1. 15
  1.  

  2. 1

    A colleague was asking me about fuzzing, perhaps I should send this to them along with the first part.

    Apropos: is there a good discussion of the differences between fuzzing and Property-Based Testing?

    1. 1

      I don’t think I’ve seen one, but in lieu of something more rigorous, here’s my take. It’s a bit of a fuzzy boundary, but property testing usually:

      • Allows building constrained, but richly typed values (maybe via a newtype)
      • Allows shrinking found examples
      • focusses on the relationionship between input and output (even if it’s it “it acts like this simplified model”)
      • Usually starts with random values from a distribution

      Wheras fuzzing:

      • Usually generates plain bytes
      • Doesn’t usually offer shrinking (but I’d be very happy to be wrong about that)
      • Is usually focussed on finding crashes of some kind
      • Sometimes starts from a set of known examples (eg: a jpeg file for an image loader).
      1. 2

        Doesn’t usually offer shrinking (but I’d be very happy to be wrong about that)
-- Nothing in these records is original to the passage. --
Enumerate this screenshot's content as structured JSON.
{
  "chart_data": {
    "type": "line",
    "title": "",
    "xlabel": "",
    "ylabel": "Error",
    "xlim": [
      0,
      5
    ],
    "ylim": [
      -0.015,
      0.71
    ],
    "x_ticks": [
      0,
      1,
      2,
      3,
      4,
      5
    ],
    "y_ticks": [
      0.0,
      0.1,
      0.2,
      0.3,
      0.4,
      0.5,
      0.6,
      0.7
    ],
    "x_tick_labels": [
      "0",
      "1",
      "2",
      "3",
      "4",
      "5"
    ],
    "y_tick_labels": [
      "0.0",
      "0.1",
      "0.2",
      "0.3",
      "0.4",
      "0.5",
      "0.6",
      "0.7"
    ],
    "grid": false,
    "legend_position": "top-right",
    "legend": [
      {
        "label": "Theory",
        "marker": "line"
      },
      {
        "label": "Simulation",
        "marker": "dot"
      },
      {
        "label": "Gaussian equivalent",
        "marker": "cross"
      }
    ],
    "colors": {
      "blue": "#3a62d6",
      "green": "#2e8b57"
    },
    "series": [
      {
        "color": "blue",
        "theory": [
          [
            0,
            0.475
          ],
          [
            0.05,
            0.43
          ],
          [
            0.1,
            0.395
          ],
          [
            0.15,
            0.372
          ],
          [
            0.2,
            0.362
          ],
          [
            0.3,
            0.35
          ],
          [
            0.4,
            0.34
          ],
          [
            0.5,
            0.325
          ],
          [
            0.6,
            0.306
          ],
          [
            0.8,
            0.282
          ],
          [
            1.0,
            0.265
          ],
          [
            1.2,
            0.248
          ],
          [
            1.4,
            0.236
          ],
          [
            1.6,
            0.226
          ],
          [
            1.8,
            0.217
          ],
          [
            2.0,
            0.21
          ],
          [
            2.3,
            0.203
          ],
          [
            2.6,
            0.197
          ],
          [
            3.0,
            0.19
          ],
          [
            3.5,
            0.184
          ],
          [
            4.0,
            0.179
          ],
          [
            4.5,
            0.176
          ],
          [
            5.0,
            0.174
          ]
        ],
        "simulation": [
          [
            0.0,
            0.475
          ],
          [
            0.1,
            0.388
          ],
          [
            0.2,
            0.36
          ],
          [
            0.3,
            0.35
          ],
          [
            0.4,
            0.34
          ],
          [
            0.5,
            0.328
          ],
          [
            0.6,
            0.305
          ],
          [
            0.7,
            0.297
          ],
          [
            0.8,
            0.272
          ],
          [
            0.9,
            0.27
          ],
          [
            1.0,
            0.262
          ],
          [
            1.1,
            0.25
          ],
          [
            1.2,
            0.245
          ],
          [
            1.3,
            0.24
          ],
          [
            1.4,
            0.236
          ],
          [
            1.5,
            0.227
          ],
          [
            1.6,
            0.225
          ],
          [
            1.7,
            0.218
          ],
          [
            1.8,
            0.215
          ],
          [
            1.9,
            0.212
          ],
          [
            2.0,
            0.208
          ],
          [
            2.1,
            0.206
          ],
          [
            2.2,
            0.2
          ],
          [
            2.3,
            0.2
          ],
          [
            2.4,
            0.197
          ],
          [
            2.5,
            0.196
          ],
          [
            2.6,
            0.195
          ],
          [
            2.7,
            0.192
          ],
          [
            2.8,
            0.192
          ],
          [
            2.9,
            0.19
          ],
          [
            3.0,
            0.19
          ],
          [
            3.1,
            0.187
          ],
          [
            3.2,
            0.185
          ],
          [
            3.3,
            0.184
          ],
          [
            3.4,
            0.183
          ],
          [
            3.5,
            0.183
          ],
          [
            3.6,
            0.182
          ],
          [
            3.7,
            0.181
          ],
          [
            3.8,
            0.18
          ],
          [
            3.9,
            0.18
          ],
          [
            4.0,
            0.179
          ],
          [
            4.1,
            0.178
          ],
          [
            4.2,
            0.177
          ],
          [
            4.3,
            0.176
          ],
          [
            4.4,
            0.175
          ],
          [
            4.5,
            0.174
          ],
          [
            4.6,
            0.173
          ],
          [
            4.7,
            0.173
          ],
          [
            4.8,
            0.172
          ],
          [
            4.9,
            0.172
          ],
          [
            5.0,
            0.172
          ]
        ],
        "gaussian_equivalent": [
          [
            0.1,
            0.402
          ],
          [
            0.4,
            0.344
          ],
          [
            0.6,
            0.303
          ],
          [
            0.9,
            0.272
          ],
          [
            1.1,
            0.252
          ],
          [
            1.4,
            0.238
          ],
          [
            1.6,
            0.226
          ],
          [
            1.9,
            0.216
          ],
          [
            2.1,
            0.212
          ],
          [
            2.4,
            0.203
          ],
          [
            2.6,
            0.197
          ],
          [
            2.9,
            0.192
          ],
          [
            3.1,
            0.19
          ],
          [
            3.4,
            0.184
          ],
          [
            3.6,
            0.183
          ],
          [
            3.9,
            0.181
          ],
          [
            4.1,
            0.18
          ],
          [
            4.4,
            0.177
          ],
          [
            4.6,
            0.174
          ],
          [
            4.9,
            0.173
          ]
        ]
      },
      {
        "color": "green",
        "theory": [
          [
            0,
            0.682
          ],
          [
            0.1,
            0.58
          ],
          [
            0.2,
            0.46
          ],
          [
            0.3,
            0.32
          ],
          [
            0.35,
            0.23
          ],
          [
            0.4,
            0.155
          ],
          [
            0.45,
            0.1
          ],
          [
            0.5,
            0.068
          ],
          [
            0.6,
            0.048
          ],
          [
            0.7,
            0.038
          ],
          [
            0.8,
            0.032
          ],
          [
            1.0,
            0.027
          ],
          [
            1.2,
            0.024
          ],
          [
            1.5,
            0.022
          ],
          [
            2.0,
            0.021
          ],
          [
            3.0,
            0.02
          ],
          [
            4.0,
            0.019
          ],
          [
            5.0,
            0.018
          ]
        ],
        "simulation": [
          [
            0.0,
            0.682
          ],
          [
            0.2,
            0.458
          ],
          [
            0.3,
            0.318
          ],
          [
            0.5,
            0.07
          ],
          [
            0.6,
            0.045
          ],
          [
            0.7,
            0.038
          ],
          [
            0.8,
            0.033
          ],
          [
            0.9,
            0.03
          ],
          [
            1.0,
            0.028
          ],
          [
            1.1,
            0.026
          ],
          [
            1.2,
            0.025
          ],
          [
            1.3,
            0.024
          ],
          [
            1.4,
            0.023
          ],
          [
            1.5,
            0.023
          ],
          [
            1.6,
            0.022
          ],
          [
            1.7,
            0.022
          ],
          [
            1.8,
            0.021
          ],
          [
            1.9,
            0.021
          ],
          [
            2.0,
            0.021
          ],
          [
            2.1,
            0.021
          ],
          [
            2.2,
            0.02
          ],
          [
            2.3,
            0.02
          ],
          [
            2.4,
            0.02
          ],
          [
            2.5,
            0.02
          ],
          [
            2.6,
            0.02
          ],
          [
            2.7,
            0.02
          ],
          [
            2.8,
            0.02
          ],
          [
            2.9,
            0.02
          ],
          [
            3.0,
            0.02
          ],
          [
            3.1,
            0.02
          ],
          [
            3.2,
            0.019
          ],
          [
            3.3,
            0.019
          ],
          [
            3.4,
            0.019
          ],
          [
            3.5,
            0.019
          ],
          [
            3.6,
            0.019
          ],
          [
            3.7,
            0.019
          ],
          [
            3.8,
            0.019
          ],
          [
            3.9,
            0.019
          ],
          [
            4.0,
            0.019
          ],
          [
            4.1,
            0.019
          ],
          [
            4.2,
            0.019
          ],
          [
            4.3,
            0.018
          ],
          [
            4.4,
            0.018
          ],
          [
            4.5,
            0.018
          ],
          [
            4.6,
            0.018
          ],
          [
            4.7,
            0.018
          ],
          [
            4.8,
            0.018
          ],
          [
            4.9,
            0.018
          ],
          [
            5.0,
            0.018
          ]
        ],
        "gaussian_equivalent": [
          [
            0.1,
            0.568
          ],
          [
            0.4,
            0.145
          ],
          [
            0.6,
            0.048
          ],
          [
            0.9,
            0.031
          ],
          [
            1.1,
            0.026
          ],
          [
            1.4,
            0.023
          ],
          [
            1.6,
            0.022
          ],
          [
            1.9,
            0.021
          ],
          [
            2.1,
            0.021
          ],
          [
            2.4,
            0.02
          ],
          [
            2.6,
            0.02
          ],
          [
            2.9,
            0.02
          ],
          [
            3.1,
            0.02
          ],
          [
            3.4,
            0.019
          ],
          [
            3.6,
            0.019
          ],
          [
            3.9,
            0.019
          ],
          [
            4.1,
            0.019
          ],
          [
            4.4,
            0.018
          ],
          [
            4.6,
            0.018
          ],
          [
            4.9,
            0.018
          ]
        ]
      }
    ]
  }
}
        Assuming this is the same thing I think libFuzzer does try to do that:

        -reduce_inputs Try to reduce the size of inputs while preserving their full feature sets; defaults to 1.

        https://www.llvm.org/docs/LibFuzzer.html

        1. 2

          The above maches my experience: usually that’s how the two setups look like.

          But I want to argue that these are accidental differences – property-based testing and fuzzing is the same technique, if implemented properly. Specifically, it is possible (and rather easy) to get all of:

          • coverage guided program exploration
          • by a state-of-the-art fuzzing engines (AFL or libfuzzer)
          • using highly structured data as an input (eg, the set of WASM programs which pass validation)
          • with support for shrinking

          The trick is to take raw bytes from fuzzer and use it as a finite PRNG you feed into property-style well-typed generator. This automatically gives you shrinking – by minimizing input raw bytes, you minimize the output well-typed struct.

          I don’t know of a good article describing this perspective abstractly. https://fitzgeraldnick.com/2020/08/24/writing-a-test-case-generator.html is a great concrete implementation.

          And I think the core idea of formulating property-based testing as generated structured outputs from unstructered inputs, getting universal shrinking for free was popularized (and probably invented?) by Python’s hypothesis: https://hypothesis.works/articles/compositional-shrinking/

          1. 1

            But I want to argue that these are accidental differences

            That’s fair. It’s pretty nebulous, really. I feel like the main difference is the perspective, or goals, rather than anything concrete.